An Athlete’s Perspective: Should college players be paid
Editor’s Note: Mat Batts is a redshirt sophomore on the UNCW baseball team. The southpaw pitcher provides a unique athlete’s perspective.
A free ride doesn’t seem to cut it anymore. Full athletic scholarships are falling short in regards to covering an athlete’s entire cost to attend school, leaving the athletes and families to pick up the rest. Student-athletes across the nation are taking a stand, and quite surprisingly, they have been heard.
NCAA President Mark Emmert recently proposed that conferences should have the option to include a $2,000 payment to the scholarships that are divvied out by the individual teams each year.
This proposal aims to cover the expenses a student faces while in college that aren’t always met by the standard scholarships, which include tuition, room and board, books, and supplies. Expenses can cover any wide range of university charges and have left athletes looking elsewhere for funds that aren’t covered by a scholarship that was advertised as a full ride.
Aside from resentment towards covering additional charges, many athletes have also expressed a feeling of being used. The NCAA profits billions of dollars annually from media contracts, ticket sales and promotional events. The biggest source for the astronomical income, however, comes from the fact that they don’t have to pay a dime to their most essential employees: the players.
This fact is inevitably going to change in the near future, but the problem lies in how to compensate athletes fairly while maintaining their status as amateurs. After studying both sides of the argument extensively, I have broken down the most logical solutions.
Yearly $2,000 cash payment, paid for by the respective conferences
Playing an NCAA sport is a full-time job. Between practice, weights, conditioning, meetings and on-campus team obligations, playing a sport leaves athletes with little time to do much of anything else.
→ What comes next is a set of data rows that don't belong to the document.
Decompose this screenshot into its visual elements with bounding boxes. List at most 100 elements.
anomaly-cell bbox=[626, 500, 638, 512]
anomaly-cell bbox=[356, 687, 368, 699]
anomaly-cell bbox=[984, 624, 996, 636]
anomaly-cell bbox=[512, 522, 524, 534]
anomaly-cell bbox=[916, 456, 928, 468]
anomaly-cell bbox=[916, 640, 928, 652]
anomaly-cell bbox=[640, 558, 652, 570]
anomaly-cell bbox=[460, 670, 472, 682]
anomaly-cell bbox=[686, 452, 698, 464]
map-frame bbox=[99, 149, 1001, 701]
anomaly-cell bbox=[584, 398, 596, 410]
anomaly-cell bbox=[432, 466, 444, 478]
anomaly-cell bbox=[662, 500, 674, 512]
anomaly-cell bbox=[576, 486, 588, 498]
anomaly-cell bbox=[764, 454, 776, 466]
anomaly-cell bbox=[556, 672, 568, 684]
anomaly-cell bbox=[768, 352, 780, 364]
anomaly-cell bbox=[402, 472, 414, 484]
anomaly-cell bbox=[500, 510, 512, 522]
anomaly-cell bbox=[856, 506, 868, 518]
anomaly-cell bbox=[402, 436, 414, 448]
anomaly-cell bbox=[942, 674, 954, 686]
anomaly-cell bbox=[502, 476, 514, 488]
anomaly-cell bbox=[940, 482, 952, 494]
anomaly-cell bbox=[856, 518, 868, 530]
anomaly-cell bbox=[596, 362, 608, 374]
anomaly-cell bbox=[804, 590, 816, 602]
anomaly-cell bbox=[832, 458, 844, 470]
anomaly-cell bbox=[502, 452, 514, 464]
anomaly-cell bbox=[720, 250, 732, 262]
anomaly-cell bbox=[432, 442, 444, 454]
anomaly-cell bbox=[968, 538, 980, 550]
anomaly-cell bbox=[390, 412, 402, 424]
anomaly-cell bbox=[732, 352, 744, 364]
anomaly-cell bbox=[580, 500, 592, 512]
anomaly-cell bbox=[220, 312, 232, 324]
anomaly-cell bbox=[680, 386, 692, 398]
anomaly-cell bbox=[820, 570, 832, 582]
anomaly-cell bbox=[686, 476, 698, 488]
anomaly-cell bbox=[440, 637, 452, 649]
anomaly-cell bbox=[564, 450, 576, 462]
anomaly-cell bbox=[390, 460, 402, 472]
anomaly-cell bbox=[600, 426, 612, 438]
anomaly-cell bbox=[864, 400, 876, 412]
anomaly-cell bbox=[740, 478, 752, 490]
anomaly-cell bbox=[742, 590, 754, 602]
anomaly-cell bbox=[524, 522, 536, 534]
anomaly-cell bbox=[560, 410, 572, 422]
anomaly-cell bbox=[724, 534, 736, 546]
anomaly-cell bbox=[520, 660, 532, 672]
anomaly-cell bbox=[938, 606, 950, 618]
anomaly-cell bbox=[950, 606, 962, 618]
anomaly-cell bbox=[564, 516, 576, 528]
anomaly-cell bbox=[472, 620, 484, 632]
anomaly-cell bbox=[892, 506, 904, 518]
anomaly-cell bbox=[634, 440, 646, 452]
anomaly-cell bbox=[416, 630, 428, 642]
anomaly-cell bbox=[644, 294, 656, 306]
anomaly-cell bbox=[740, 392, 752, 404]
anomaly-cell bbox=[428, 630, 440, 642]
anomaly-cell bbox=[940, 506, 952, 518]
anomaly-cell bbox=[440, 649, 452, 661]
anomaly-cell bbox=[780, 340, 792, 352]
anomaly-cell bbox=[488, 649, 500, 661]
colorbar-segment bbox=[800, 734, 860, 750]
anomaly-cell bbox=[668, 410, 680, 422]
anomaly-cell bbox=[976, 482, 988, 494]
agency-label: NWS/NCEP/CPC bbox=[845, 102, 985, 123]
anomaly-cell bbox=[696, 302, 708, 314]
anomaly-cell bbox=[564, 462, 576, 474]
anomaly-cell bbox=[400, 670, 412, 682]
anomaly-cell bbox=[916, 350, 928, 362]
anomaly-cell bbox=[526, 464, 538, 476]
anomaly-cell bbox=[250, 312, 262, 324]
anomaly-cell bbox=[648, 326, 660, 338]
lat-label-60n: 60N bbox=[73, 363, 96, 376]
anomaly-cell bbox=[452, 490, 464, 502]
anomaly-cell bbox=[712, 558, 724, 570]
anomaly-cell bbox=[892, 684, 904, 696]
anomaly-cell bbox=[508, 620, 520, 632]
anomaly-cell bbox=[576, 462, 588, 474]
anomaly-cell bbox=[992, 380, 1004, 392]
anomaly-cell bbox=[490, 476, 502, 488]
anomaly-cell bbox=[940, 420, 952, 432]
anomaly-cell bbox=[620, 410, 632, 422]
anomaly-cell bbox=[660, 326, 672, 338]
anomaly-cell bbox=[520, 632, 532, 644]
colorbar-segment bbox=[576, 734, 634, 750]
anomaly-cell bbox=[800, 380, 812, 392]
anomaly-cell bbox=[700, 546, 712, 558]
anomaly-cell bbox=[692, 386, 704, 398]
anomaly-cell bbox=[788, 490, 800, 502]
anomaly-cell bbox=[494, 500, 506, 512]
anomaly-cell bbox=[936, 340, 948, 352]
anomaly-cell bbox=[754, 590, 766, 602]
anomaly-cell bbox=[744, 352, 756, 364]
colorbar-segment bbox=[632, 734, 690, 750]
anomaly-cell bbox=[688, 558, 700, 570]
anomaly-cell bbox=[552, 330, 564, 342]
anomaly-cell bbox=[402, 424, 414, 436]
Throw on top of this the academic responsibilities of a student, and you are left with virtually no recreational time. This time commitment presents many athletes with a huge issue as a great number of them are forced to pick up personal payments such as gas, phone bills and off campus meals.
General students face these problems with part-time jobs and have the ability to cover the payments that might not be afforded by their parents. Athletes don’t have this option, and thus must be compensated otherwise for the money that they could be making through a part-time job. A yearly $2,000 payment would cover these expenses. The money would be given to student-athletes as a cash payment from each school’s respective conference, filling the financial void of part-time job income.
Post-Career Heath Plan
Injuries are a common occurrence in collegiate athletics. From the small tweaks and sprains to ligament tears and fractured bones, injuries happen often and generally leave no one to blame. Injuries sustained during competition do, however, deserve the attention and resources provided by athletic training programs for their entirety of their existence.
A post-career health plan would redirect the $2,000 that athletes might be given to a health plan that would ensure rehabilitation services and necessary medication, all on the bill of the school that an athlete graduates from. This option would put an end to football players paying for medical services required for lingering pain and immobility from injuries sustained in college.
It would give former players the opportunity to take advantage of the ever-growing advances made in collegiate athletic training, while making player health an evident priority of NCAA officials.
Graduate School Lock Box
The last half of the NCAA’s mission statement is “to integrate intercollegiate athletics into higher education so that the educational experience of the student-athlete is paramount.” There is an emphasis on helping student-athletes graduate with an undergraduate degree. But why not take this to another level? Graduate school degrees are almost a necessity for anyone looking to start well in the job market, so why shouldn’t all student-athletes be encouraged to get the highest possible education?
Creating a grad school lock box would consist of placing compensation money, presumably $2,000 each year, into an account that would accumulate during an athlete’s collegiate career and be waiting, in full, for student-athletes to use towards graduate school. This, of course, would not work perfectly for all student athletes because, inevitably, some students cannot graduate within the four-year window that most athletic eligibility lasts.
The lock box would then be opened for the student athlete to access in order to pay for the remainder of the undergraduate tuition. In the event that an athlete graduates with an undergraduate degree and chooses not to pursue graduate school, the money in their account would be donated to the athlete’s respective sport as a donation in their name.
Athletes would be given a five-year window to begin their graduate school studies, at which point the money would be forfeited and given as a donation. This lock box would allow student-athletes to put their compensation towards their own futures if they choose, and if not, it would go towards their collegiate team.
These options break down multiple ways in which athletes can receive compensation for their athletic services, while still avoiding a paycheck or salary for amateur athletes. Each option presents student-athletes with a beneficial package that would remove any feeling of being taken advantage of and would, in the long run, make the experience of competing in collegiate athletics an even more enjoyable one.